The Firststop Advice service, which was set-up in 2005 to offer the elderly free independent information on care home provision, earned money by promoting the NHFA on its website and encouraging the public to use its service.

It is understood NHFA paid numerous UK charities and care advice websites for customer leads so its advisers could boost their commission by selling investments. Age UK admitted it had made money by passing customer details to the now defunct advice firm.

On Monday, HSBC was fined £10.5m by the Financial Services Authority (FSA) after an investigation found 2,485 people were mis-sold investments by NHFA. The FSA said "a sample of [NHFA] customer files found unsuitable sales had been made to 87% of customers". This is the largest fine the FSA has ever issued in the retail sector.
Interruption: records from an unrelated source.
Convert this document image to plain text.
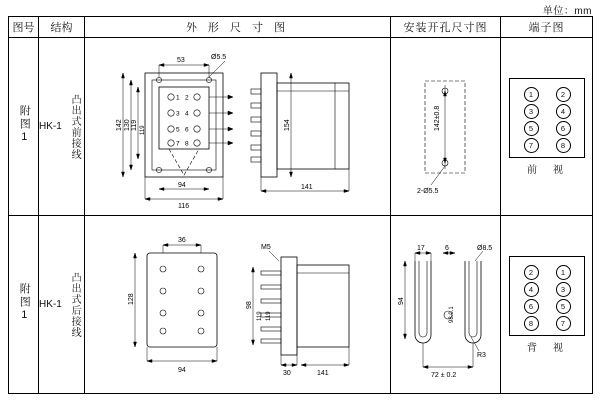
单位：mm
图号	结构	外 形 尺 寸 图	安装开孔尺寸图	端子图
附图1	HK-1 凸出式前接线	1 2
3 4
5 6
7 8
Ø5.5
53
142 130 119 119
94
116
154
141

142±0.8
2-Ø5.5

1	2
3	4
5	6
7	8
前　视

附图1	HK-1 凸出式后接线

36
128
94
M5
98
119 119
30	141

17	6	Ø8.5
94
98.0.1
R3
72 ± 0.2

2	1
4	3
6	5
8	7
背　视
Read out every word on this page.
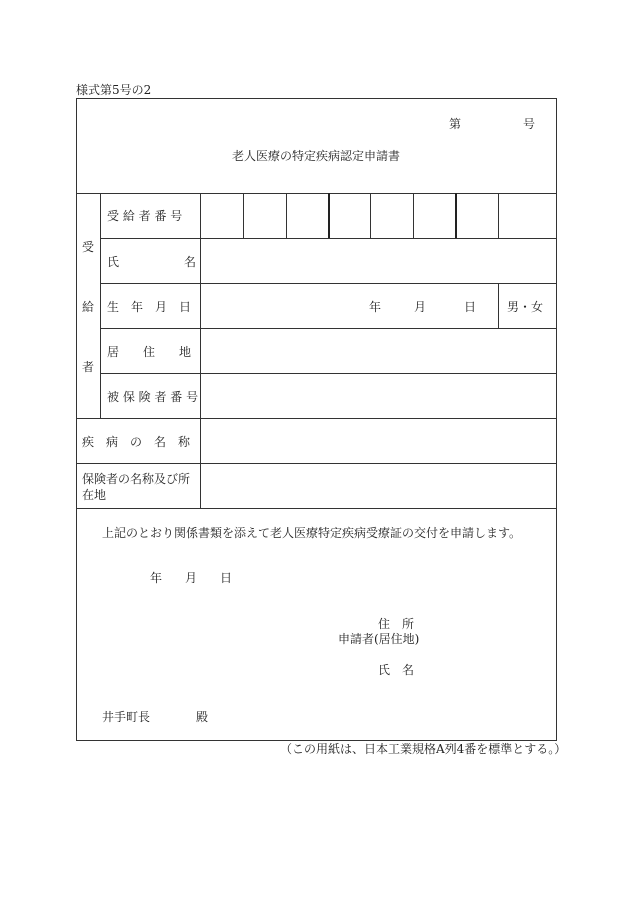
様式第5号の2
第	号
老人医療の特定疾病認定申請書
受
給
者
受 給 者 番 号
氏	名
生　年　月　日	年	月	日	男・女
居　　住　　地
被 保 険 者 番 号
疾　病　の　名　称
保険者の名称及び所
在地
上記のとおり関係書類を添えて老人医療特定疾病受療証の交付を申請します。
年 月 日
住　所
申請者(居住地)
氏　名
井手町長	殿
（この用紙は、日本工業規格A列4番を標準とする。）
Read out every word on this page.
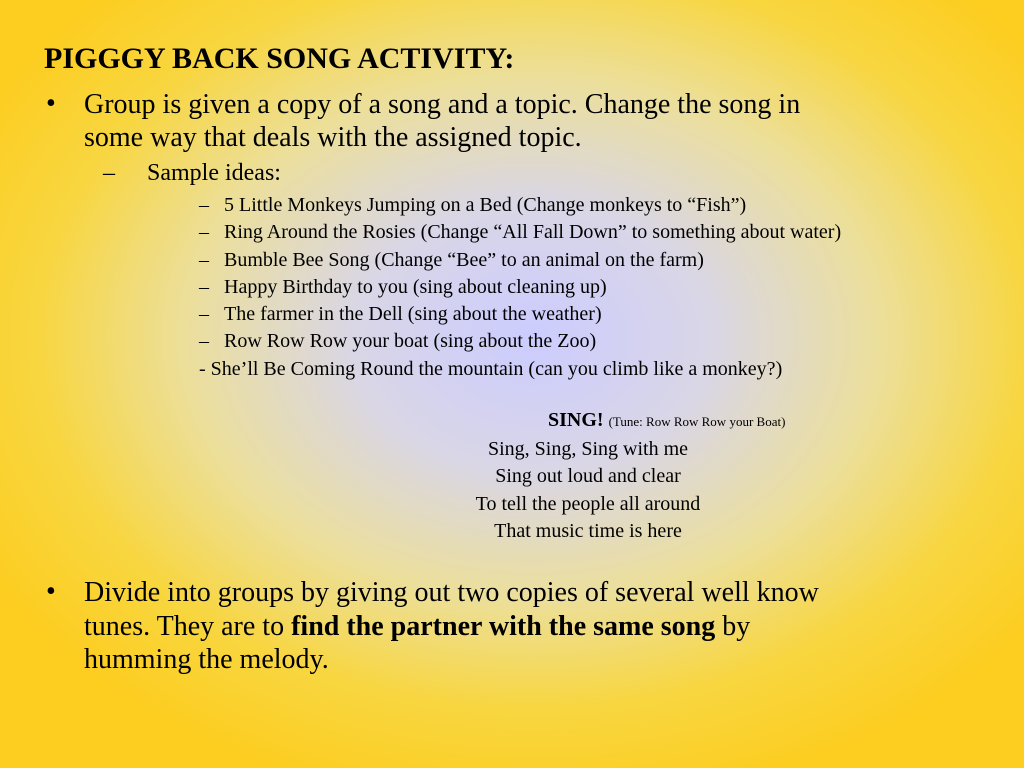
PIGGGY BACK SONG ACTIVITY:
• Group is given a copy of a song and a topic. Change the song in
some way that deals with the assigned topic.
– Sample ideas:
– 5 Little Monkeys Jumping on a Bed (Change monkeys to “Fish”)
– Ring Around the Rosies (Change “All Fall Down” to something about water)
– Bumble Bee Song (Change “Bee” to an animal on the farm)
– Happy Birthday to you (sing about cleaning up)
– The farmer in the Dell (sing about the weather)
– Row Row Row your boat (sing about the Zoo)
- She’ll Be Coming Round the mountain (can you climb like a monkey?)
SING! (Tune: Row Row Row your Boat)
Sing, Sing, Sing with me
Sing out loud and clear
To tell the people all around
That music time is here
• Divide into groups by giving out two copies of several well know
tunes. They are to find the partner with the same song by
humming the melody.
The disgraced firm targeted the old, where the average customer age was 83, and sold asset-backed investments to fund long-term care. These products are usually recommended for a minimum period of five years but in many cases this exceeded the life expectancy of the elderly client. Some products only paid out after the customer had died.

In addition to the fine, HSBC expects to be hit by a further £29.3m payout in compensation to customers duped by NHFA. HSBC closed the business in July 2011.

This scandal has now raised questions on how UK charities for the elderly and retired such as Saga and Age Concern sell financial services products and whether the models in place are transparent enough.